La discusión dejó claro que no basta con desarrollar tecnología eficiente. Es necesario que sea justa, transparente y auditables. Y este es uno de los mayores desafíos a los que se enfrenta hoy la industria. Los participantes del seminario reforzaron que la responsabilidad sobre estos sistemas no puede recaer solo en los ingenieros que los desarrollan, sino que debe compartirse entre empresas, reguladores y la sociedad en su conjunto.
El papel del Vaticano en la gobernanza global de la IA
Otro aspecto planteado en el debate fue el papel de las grandes corporaciones tecnológicas en la definición de las reglas del juego. Cuando empresas privadas tienen el control de los modelos de lenguaje más avanzados y de los conjuntos de datos utilizados para entrenarlos, la sociedad queda a merced de decisiones corporativas que no siempre priorizan el bien colectivo.
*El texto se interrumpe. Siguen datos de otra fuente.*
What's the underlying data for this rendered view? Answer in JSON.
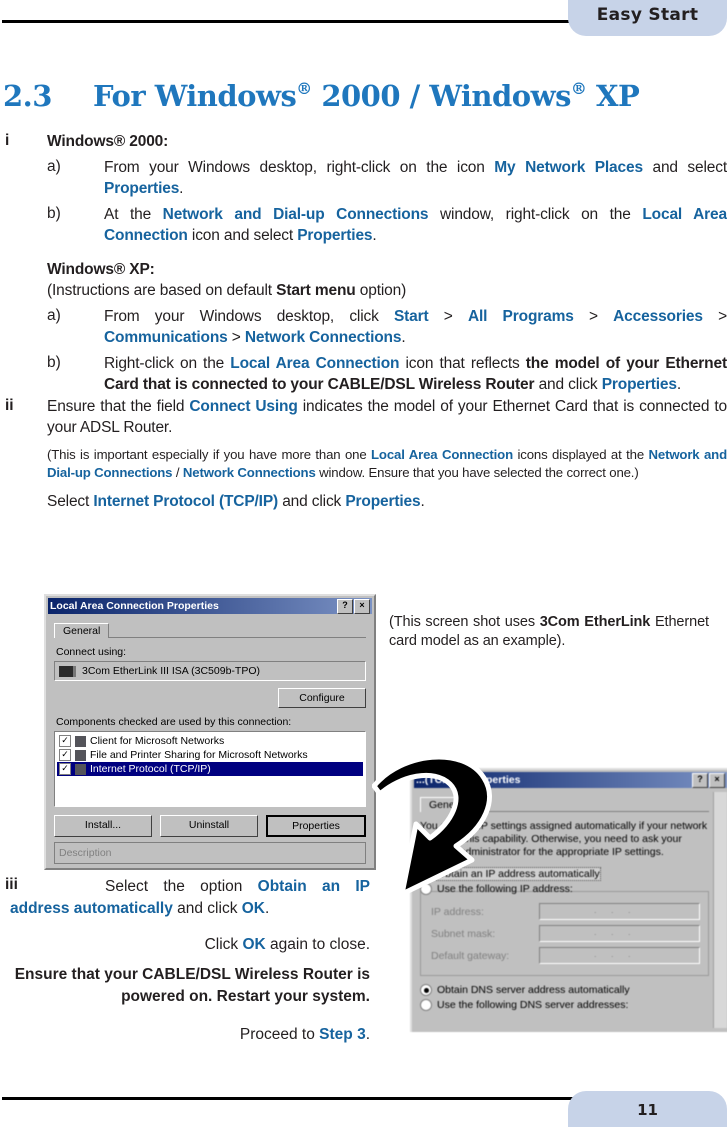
{
  "header": {
    "tab_label": "Easy Start"
  },
  "footer": {
    "page_number": "11"
  },
  "heading": {
    "number": "2.3",
    "title_part1": "For Windows",
    "title_part2": " 2000 / Windows",
    "title_part3": " XP",
    "registered_mark": "®",
    "color": "#1f77bd"
  },
  "colors": {
    "link_blue": "#16639e",
    "heading_blue": "#1f77bd",
    "tab_blue": "#c7d3e8"
  },
  "section_i": {
    "marker": "i",
    "win2000_label": "Windows® 2000:",
    "a_marker": "a)",
    "a_text_1": "From your Windows desktop, right-click on the icon ",
    "a_link_1": "My Network Places",
    "a_text_2": " and select  ",
    "a_link_2": "Properties",
    "a_text_3": ".",
    "b_marker": "b)",
    "b_text_1": "At the ",
    "b_link_1": "Network and Dial-up Connections",
    "b_text_2": " window, right-click on the ",
    "b_link_2": "Local Area Connection",
    "b_text_3": " icon and select  ",
    "b_link_3": "Properties",
    "b_text_4": "."
  },
  "section_xp": {
    "winxp_label": "Windows® XP:",
    "instructions_1": "(Instructions are based on default  ",
    "instructions_bold": "Start menu",
    "instructions_2": "  option)",
    "a_marker": "a)",
    "a_text_1": "From your Windows desktop, click  ",
    "a_link_start": "Start",
    "a_gt_1": "  >  ",
    "a_link_allprograms": "All Programs",
    "a_gt_2": "  >  ",
    "a_link_accessories": "Accessories",
    "a_gt_3": "  >  ",
    "a_link_communications": "Communications",
    "a_gt_4": "  >  ",
    "a_link_netconn": "Network Connections",
    "a_text_end": ".",
    "b_marker": "b)",
    "b_text_1": "Right-click on the ",
    "b_link_1": "Local Area Connection",
    "b_text_2": " icon that reflects ",
    "b_bold_1": "the model of your Ethernet Card that is connected to your CABLE/DSL Wireless Router",
    "b_text_3": " and click ",
    "b_link_2": "Properties",
    "b_text_4": "."
  },
  "section_ii": {
    "marker": "ii",
    "text_1": "Ensure that the field  ",
    "link_1": "Connect Using",
    "text_2": " indicates the model of your Ethernet Card that is connected to your ADSL Router.",
    "note_1": "(This is important especially if you have more than one ",
    "note_link_1": "Local Area Connection",
    "note_2": " icons displayed at the ",
    "note_link_2": "Network and Dial-up Connections",
    "note_3": " / ",
    "note_link_3": "Network Connections",
    "note_4": " window.  Ensure that you have selected the correct one.)",
    "select_1": "Select  ",
    "select_link_1": "Internet Protocol (TCP/IP)",
    "select_2": "  and click  ",
    "select_link_2": "Properties",
    "select_3": "."
  },
  "caption": {
    "text_1": "(This screen shot uses  ",
    "bold": "3Com EtherLink",
    "text_2": " Ethernet card model as an example)."
  },
  "section_iii": {
    "marker": "iii",
    "line1_text_1": "Select the option  ",
    "line1_link_1": "Obtain an IP address automatically",
    "line1_text_2": " and click ",
    "line1_link_2": "OK",
    "line1_text_3": ".",
    "line2_text_1": "Click  ",
    "line2_link_1": "OK",
    "line2_text_2": "  again to close.",
    "line3_bold": "Ensure that your CABLE/DSL Wireless Router is powered on.  Restart your system.",
    "line4_text_1": "Proceed to  ",
    "line4_link_1": "Step 3",
    "line4_text_2": "."
  },
  "dialog1": {
    "title": "Local Area Connection Properties",
    "help_button": "?",
    "close_button": "×",
    "tab_general": "General",
    "connect_using_label": "Connect using:",
    "adapter": "3Com EtherLink III ISA (3C509b-TPO)",
    "configure_button": "Configure",
    "components_label": "Components checked are used by this connection:",
    "components": [
      {
        "label": "Client for Microsoft Networks",
        "checked": true,
        "selected": false
      },
      {
        "label": "File and Printer Sharing for Microsoft Networks",
        "checked": true,
        "selected": false
      },
      {
        "label": "Internet Protocol (TCP/IP)",
        "checked": true,
        "selected": true
      }
    ],
    "install_button": "Install...",
    "uninstall_button": "Uninstall",
    "properties_button": "Properties",
    "description_label": "Description"
  },
  "dialog2": {
    "title": "...(TCP/IP) Properties",
    "help_button": "?",
    "close_button": "×",
    "tab_general": "General",
    "info_text": "You can get IP settings assigned automatically if your network supports this capability. Otherwise, you need to ask your network administrator for the appropriate IP settings.",
    "radio_auto_ip": "Obtain an IP address automatically",
    "radio_manual_ip": "Use the following IP address:",
    "field_ip": "IP address:",
    "field_subnet": "Subnet mask:",
    "field_gateway": "Default gateway:",
    "radio_auto_dns": "Obtain DNS server address automatically",
    "radio_manual_dns": "Use the following DNS server addresses:"
  }
}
Los participantes del seminario defendieron que la gobernanza de la inteligencia artificial debe involucrar a múltiples actores, incluidos gobiernos, academia, sociedad civil y, sí, instituciones como el Vaticano, que pueden aportar perspectivas humanísticas fundamentales para equilibrar la carrera por la innovación con la protección de derechos básicos.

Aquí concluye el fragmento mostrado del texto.